And that's how she came to found Juma Ventures, which boldly declares in its mission statement that it is one of a new breed of charities that "use business and entrepreneurship as the vehicle for achieving our social mission."

Juma Ventures is not alone. In the past generation, many of America's most ambitious and creative nonprofits have concluded that handouts are no longer enough, that government and altruism can't improve the lives of the poor. The new nonprofits want to harness themselves and their causes to the unparalleled power of the marketplace.

This movement has no agreed-upon name, no single approach, and no one person in charge. But it does have a mantra: "nonprofit organizations need to do more than redistribute wealth," says Bill Shore, the founder of an innovative anti-hunger organization in Washington called Share Our Strength. "They have to create wealth."

Social activists all over the country have had similar epiphanies. At the Roberts Enterprise Development Fund in San Francisco, the entrepreneurial approach to charity is called "venture philanthropy." Common Ground, a New York City nonprofit that builds housing for the homeless -- and owns the Ben & Jerry's Homemade ice cream shop at Times Square -- refers to "creative responses." Ben & Jerry's itself speaks of "caring capitalism." Stanford Graduate School of Business, one of a growing number of business schools that have added this approach to their curricula, calls it "social entrepreneurship." Not to be outdone, Harvard Business School offers courses in "social enterprise." In Seattle, Pioneer Human Services employs the poetic phrase "community wealth," which Shore appropriated for his for-profit spin-off, a consulting firm that helps other nonprofits to become entrepreneurs.
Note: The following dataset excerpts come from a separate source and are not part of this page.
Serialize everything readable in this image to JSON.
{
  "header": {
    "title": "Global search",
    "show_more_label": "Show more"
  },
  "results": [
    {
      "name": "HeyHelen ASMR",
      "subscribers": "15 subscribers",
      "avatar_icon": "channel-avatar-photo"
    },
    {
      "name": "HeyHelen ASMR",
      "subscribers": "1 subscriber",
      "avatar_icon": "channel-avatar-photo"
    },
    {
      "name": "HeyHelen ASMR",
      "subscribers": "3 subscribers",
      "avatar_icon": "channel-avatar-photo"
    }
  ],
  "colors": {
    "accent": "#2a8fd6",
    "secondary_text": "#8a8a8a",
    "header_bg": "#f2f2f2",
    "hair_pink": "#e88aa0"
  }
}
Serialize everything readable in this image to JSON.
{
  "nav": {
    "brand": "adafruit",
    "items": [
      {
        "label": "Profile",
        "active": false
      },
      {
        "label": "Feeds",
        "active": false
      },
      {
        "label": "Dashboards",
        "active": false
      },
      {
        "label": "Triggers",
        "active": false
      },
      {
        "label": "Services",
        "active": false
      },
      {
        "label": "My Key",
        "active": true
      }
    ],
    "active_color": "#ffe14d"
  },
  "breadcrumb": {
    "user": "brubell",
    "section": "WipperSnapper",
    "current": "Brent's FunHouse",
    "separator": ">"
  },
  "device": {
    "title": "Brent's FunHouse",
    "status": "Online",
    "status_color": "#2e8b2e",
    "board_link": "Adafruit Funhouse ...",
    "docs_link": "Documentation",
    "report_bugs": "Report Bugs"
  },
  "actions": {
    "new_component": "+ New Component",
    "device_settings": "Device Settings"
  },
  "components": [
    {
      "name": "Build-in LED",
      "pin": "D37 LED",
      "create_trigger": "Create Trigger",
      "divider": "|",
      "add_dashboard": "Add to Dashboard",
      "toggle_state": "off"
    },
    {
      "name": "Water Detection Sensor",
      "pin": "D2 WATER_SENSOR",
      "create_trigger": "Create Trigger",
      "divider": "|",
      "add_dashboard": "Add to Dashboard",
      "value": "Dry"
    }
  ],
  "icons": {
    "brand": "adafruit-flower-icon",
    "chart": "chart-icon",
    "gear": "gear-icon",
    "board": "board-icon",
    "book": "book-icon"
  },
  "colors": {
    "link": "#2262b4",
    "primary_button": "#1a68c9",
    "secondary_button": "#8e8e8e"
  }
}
And at D.C. Central Kitchen in Washington, where social worker Robert Egger figured out how to make $300,000 a year for his charity with a catering business called Fresh Start, it's simply called "using our heads."
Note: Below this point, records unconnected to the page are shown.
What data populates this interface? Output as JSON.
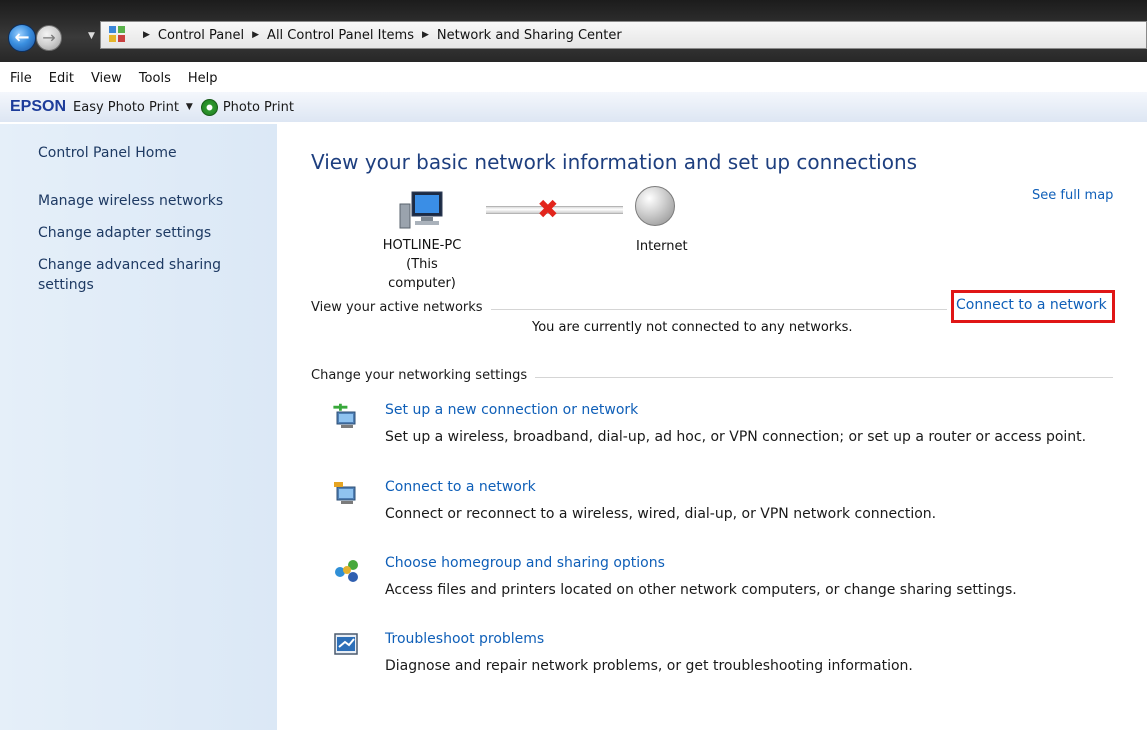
{
  "breadcrumbs": [
    "Control Panel",
    "All Control Panel Items",
    "Network and Sharing Center"
  ],
  "menu": [
    "File",
    "Edit",
    "View",
    "Tools",
    "Help"
  ],
  "toolbar": {
    "brand": "EPSON",
    "easy_photo_print": "Easy Photo Print",
    "photo_print": "Photo Print"
  },
  "sidebar": {
    "home": "Control Panel Home",
    "items": [
      "Manage wireless networks",
      "Change adapter settings",
      "Change advanced sharing",
      "settings"
    ]
  },
  "main": {
    "title": "View your basic network information and set up connections",
    "see_full_map": "See full map",
    "computer_name": "HOTLINE-PC",
    "computer_sub": "(This computer)",
    "internet_label": "Internet",
    "active_networks_label": "View your active networks",
    "connect_link": "Connect to a network",
    "not_connected": "You are currently not connected to any networks.",
    "change_settings_label": "Change your networking settings",
    "tasks": [
      {
        "title": "Set up a new connection or network",
        "desc": "Set up a wireless, broadband, dial-up, ad hoc, or VPN connection; or set up a router or access point.",
        "icon": "new-connection-icon"
      },
      {
        "title": "Connect to a network",
        "desc": "Connect or reconnect to a wireless, wired, dial-up, or VPN network connection.",
        "icon": "connect-network-icon"
      },
      {
        "title": "Choose homegroup and sharing options",
        "desc": "Access files and printers located on other network computers, or change sharing settings.",
        "icon": "homegroup-icon"
      },
      {
        "title": "Troubleshoot problems",
        "desc": "Diagnose and repair network problems, or get troubleshooting information.",
        "icon": "troubleshoot-icon"
      }
    ]
  },
  "colors": {
    "link": "#0f5fb8",
    "title": "#1e3f7f",
    "highlight": "#e01616",
    "sidebar_bg": "#dbe8f6"
  }
}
"It's not just pity and free food and 'Oh, aren't we doing good,' " Egger says. "It's about having a plan." In his book The Cathedral Within, Shore recalls Kurt Vonnegut saying, "There is no reason that goodness cannot triumph over evil so long as the angels are as organized as the Mafia." Shore sees a helter-skelter army of human "angels" busily feeding, healing, sheltering, and teaching the less fortunate by working through the nation's 570,000 community nonprofits. "But they are not triumphing, because they are not organized for success," he says. "They lack the tools, training, finances, and resources they need to reach their full potential."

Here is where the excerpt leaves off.